The federal Infrastructure Investment and Jobs Act, passed by Congress on Nov. 6 of last year,, will provide money to, among other things, rebuild 20,000 miles of road and 10,000 bridges. Among the calculations of the plan is that one in five miles of major highway in the United States is in poor condition. This is certainly the case with the largest major road network in America: the Dwight D. Eisenhower National System of Interstate and Defense Highways, also known as the Interstate Highway System. The first parts of this were built in 1956. (The system encompasses many of the longest roads in America.)
Several think tanks and engineers’ groups issue reports on the state of America’s infrastructure, usually with a focus on roads, bridges, tunnels, water and sewage systems, and airports. One of the most highly regarded of these is the Libertarian Reason Foundation’s Annual Highway Report. The 26th annual edition of the report was released recently, and it names New Jersey as the state with the worst highways in America. (Perhaps surprisingly, the Garden State isn’t home to any of America’s 50 worst cities to drive in.)

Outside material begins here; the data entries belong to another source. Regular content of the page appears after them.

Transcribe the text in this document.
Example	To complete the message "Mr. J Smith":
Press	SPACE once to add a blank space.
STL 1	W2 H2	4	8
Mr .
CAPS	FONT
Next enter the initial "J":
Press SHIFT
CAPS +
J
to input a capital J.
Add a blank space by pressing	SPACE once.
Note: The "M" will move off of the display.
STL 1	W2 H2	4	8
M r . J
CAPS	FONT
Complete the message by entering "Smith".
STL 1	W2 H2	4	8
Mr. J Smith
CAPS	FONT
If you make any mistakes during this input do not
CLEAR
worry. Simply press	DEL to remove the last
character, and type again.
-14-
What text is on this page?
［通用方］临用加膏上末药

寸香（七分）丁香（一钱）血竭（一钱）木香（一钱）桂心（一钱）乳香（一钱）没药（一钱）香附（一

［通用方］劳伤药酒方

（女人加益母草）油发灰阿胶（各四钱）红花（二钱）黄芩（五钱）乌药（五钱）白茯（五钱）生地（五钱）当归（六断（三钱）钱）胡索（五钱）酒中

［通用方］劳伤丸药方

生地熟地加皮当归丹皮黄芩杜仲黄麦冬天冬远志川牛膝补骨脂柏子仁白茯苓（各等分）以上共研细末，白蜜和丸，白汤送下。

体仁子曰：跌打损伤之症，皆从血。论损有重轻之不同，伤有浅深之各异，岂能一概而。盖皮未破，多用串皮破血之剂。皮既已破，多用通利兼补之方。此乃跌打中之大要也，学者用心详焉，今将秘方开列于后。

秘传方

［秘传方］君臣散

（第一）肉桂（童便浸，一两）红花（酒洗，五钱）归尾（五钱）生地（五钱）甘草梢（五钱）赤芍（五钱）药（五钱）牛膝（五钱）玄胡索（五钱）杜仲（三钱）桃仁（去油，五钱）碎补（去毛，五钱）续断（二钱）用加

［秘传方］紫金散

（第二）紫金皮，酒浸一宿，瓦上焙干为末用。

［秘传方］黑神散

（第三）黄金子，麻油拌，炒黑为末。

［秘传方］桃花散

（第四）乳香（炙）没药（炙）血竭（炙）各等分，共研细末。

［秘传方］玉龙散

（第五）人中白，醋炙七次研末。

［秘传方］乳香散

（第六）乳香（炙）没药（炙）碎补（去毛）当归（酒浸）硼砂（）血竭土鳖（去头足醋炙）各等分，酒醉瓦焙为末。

Using data from 2019 and 2020, the report looks at state-controlled highways. In sum, the report says, “State-controlled mileage encompasses the state highway systems, state-agency toll roads, some ferry services, and smaller systems serving universities and state-owned properties. It includes the Interstate System, the National Highway System, and most federal-aid system roads.”
The report’s co-author, Baruch Feigenbaum, told Route Fifty that “States need to ensure their highway spending produces safer roads, smoother pavement, fewer deficient bridges, and less traffic congestion. The states with the best overall rankings maintain better-than-average highways with relatively efficient spending per mile.”
The report uses 13 yardsticks to create a final ranking for each state. These include state financial disbursements for roads and bridges, disbursements for maintenance, analysis of both urban and rural roads, pavement condition, and structurally deficient bridges.
North Dakota topped the list for best highways, followed by Virginia, Missouri, and Kentucky. The state with the highest score – indicating the worst overall performance ranking – is New Jersey. It fell last in almost every measure of disbursements and near the bottom of the rankings for urban congestion.